Back then, it was easy to create an emulator for PSX on PS2, hence why it was readily available elsewhere. Hell, there was an actual
retail emulator for PSX with Bleem. It was all ready by the time PS2 was released, so all Sony had to do was modify one emulator they felt ran the PSX games like a butter. It has been increasingly hard to develop new emluators for future consoles such as PS2, and PS3. From my worldview, at the moment of this writing, I had not heard of a popular emulator making the rounds. Which tells me Sony is not willing to pay hundreds of thousands just for emulation. PS3 as it was before Sony helped developers out with SDK manuals, and support, was hard to develop for by itself... What makes you think it's easy to emulate a PS3 title? Let alone PS2...? You ever wonder why Sony opted for BC through chip in the first place? The first 60GB model and beyond? It's because it would take years, and a lot of cash to make emulation a reality. That chip was a
costly shortcut.
Try emulating every single one of the 2,000+ PS2 games, and then come back here.

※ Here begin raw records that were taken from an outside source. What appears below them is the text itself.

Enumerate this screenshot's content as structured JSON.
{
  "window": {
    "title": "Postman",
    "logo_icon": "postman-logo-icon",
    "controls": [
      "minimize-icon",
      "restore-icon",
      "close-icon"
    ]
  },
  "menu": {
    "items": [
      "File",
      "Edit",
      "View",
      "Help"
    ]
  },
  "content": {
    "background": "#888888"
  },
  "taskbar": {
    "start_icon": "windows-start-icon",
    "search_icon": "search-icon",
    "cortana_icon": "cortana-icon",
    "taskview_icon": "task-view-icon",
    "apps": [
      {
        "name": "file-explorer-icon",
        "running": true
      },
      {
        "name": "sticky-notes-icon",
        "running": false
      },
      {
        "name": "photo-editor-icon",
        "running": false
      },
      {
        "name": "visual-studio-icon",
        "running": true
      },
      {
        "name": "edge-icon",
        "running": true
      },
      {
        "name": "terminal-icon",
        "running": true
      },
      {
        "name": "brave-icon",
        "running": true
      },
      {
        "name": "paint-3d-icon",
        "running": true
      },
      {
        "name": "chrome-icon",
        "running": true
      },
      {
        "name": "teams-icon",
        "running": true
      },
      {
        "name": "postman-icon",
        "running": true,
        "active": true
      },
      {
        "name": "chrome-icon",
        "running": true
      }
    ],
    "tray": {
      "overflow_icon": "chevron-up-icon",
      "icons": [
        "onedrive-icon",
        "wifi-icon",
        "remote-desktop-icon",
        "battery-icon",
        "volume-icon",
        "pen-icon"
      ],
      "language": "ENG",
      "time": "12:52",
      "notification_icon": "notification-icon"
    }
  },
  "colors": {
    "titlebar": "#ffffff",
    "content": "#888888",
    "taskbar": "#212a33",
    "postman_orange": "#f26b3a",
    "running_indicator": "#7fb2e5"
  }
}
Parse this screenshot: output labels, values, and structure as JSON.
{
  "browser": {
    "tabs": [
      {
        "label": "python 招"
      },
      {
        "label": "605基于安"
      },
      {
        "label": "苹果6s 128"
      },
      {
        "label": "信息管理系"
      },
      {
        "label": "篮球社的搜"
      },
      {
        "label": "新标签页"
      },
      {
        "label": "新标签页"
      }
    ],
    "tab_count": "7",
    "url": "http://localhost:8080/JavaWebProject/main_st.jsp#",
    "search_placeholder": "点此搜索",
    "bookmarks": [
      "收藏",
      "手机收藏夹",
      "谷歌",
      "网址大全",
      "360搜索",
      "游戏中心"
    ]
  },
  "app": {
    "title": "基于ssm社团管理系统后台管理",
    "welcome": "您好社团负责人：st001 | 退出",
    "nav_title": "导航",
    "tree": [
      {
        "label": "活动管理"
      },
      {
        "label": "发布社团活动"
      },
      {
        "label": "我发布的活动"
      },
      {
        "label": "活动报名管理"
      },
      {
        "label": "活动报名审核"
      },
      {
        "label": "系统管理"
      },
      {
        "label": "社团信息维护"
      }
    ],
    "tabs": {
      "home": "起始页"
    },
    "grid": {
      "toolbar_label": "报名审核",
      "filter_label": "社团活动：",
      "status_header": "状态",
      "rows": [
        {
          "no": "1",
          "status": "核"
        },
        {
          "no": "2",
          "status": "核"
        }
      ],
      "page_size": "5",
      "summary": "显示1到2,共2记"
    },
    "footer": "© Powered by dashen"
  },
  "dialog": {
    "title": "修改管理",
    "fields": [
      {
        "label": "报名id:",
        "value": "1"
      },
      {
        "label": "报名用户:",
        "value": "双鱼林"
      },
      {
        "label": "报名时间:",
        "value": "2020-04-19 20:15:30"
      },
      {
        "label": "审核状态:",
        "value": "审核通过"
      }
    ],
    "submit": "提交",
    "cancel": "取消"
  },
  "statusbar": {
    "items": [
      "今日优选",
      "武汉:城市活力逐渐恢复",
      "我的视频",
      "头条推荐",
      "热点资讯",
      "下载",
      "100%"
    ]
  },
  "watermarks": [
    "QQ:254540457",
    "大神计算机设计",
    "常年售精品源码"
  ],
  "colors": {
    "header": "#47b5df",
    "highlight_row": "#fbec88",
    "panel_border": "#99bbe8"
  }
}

Once again, the systems have different architectures. The PSN games you bought with your PS3 was coded to be played on PS3. You can't just put the pre-existing PS Store on PS4, and expect PS3 games to play flawlessly on PS4, it's the same reason why you don't play a game on PC that was designed for ATI Radeon graphics cards, when you have a Nividia GeForce card in your motherboard. It will create problems. It's common knowledge. Developers have to code the game to work with the cards it's intention of reaching... If they want to reach Nividia cards, it will. If it wants to reach ATI cards... It will.